Si tratta di un gioco d’azzardo che negli ultimi vent’anni ha causato patologie da dipendenza, come l’alcool o, peggio, la droga. Tanto è vero che anche in questo settore, all’apparenza innocuo, si sono dovuti allestire in tutta fretta centri di auto-mutuo aiuto. C’è chi si è “mangiato” la pensione, chi la tredicesima, chi è dovuto ricorrere proprio a un mutuo per non soccombere all’irrefrenabile dipendenza del gioco in questi mini casinò sotto casa.

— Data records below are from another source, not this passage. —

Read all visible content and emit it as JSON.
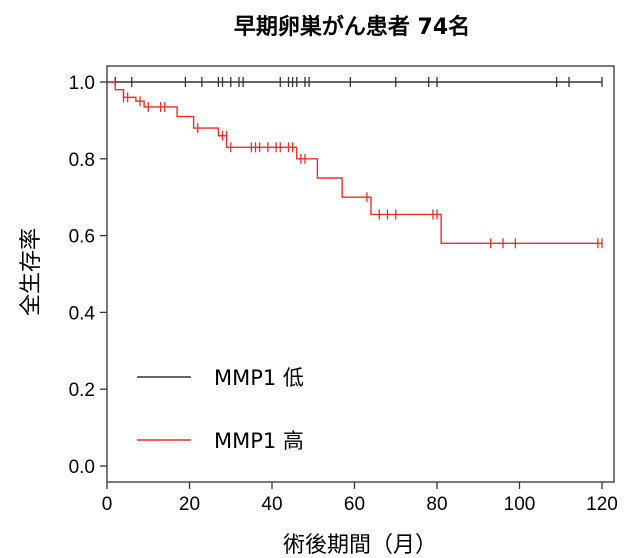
{
  "chart_data": {
    "type": "line",
    "subtype": "kaplan-meier",
    "title": "早期卵巣がん患者  74名",
    "xlabel": "術後期間（月）",
    "ylabel": "全生存率",
    "xlim": [
      0,
      120
    ],
    "ylim": [
      0.0,
      1.0
    ],
    "x_ticks": [
      0,
      20,
      40,
      60,
      80,
      100,
      120
    ],
    "y_ticks": [
      "0.0",
      "0.2",
      "0.4",
      "0.6",
      "0.8",
      "1.0"
    ],
    "grid": false,
    "legend_position": "bottom-left",
    "series": [
      {
        "name": "MMP1 低",
        "color": "#333333",
        "steps": [
          [
            0,
            1.0
          ],
          [
            120,
            1.0
          ]
        ],
        "censored": [
          [
            2,
            1.0
          ],
          [
            6,
            1.0
          ],
          [
            19,
            1.0
          ],
          [
            23,
            1.0
          ],
          [
            27,
            1.0
          ],
          [
            28,
            1.0
          ],
          [
            30,
            1.0
          ],
          [
            32,
            1.0
          ],
          [
            33,
            1.0
          ],
          [
            42,
            1.0
          ],
          [
            44,
            1.0
          ],
          [
            45,
            1.0
          ],
          [
            46,
            1.0
          ],
          [
            48,
            1.0
          ],
          [
            49,
            1.0
          ],
          [
            59,
            1.0
          ],
          [
            70,
            1.0
          ],
          [
            78,
            1.0
          ],
          [
            80,
            1.0
          ],
          [
            109,
            1.0
          ],
          [
            112,
            1.0
          ],
          [
            120,
            1.0
          ]
        ]
      },
      {
        "name": "MMP1 高",
        "color": "#e8302a",
        "steps": [
          [
            0,
            1.0
          ],
          [
            2,
            0.98
          ],
          [
            4,
            0.96
          ],
          [
            7,
            0.95
          ],
          [
            9,
            0.935
          ],
          [
            17,
            0.91
          ],
          [
            21,
            0.88
          ],
          [
            27,
            0.86
          ],
          [
            29,
            0.83
          ],
          [
            46,
            0.8
          ],
          [
            51,
            0.75
          ],
          [
            57,
            0.7
          ],
          [
            64,
            0.655
          ],
          [
            81,
            0.58
          ],
          [
            120,
            0.58
          ]
        ],
        "censored": [
          [
            4,
            0.96
          ],
          [
            5,
            0.96
          ],
          [
            8,
            0.95
          ],
          [
            10,
            0.935
          ],
          [
            13,
            0.935
          ],
          [
            14,
            0.935
          ],
          [
            22,
            0.88
          ],
          [
            28,
            0.86
          ],
          [
            29,
            0.86
          ],
          [
            30,
            0.83
          ],
          [
            35,
            0.83
          ],
          [
            36,
            0.83
          ],
          [
            37,
            0.83
          ],
          [
            39,
            0.83
          ],
          [
            41,
            0.83
          ],
          [
            42,
            0.83
          ],
          [
            44,
            0.83
          ],
          [
            45,
            0.83
          ],
          [
            47,
            0.8
          ],
          [
            48,
            0.8
          ],
          [
            63,
            0.7
          ],
          [
            66,
            0.655
          ],
          [
            68,
            0.655
          ],
          [
            70,
            0.655
          ],
          [
            79,
            0.655
          ],
          [
            80,
            0.655
          ],
          [
            93,
            0.58
          ],
          [
            96,
            0.58
          ],
          [
            99,
            0.58
          ],
          [
            119,
            0.58
          ],
          [
            120,
            0.58
          ]
        ]
      }
    ]
  }
}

La questione è diventata un problema nazionale se il presidente del Consiglio, Renzi, il 6 settembre scorso ha annunciato: “Sul gioco d’azzardo stiamo per mettere a punto una misura per togliere le slot dalle tabaccherie e dagli esercizi commerciali”. Il fatto è che per recuperare denari da immettere in quella voragine che è il debito pubblico, lo Stato si è fatto biscazziere con la diffusione delle cartelle “Gratta e vinci”, altro paradiso delle illusioni. Un solo dato (spaventoso): dal 2003 lo Stato ha creato una “economia del gioco” autorizzando 470mila slot machine. Tant’è che nel 2015 su un totale di spesa per consumi da parte delle famiglie stimato in 850 miliardi di euro, il gioco d’azzardo si è “mangiato” più del 10%, vale a dire 88 miliardi di euro.
Quando da ragazzi giocavamo al “flipper”, se l’apparecchio elettrico era sottoposto a sollecitazioni non proprio corrette, al massimo si “mangiava” una pallina. Altri tempi, altri appetiti di gioco, altre diete.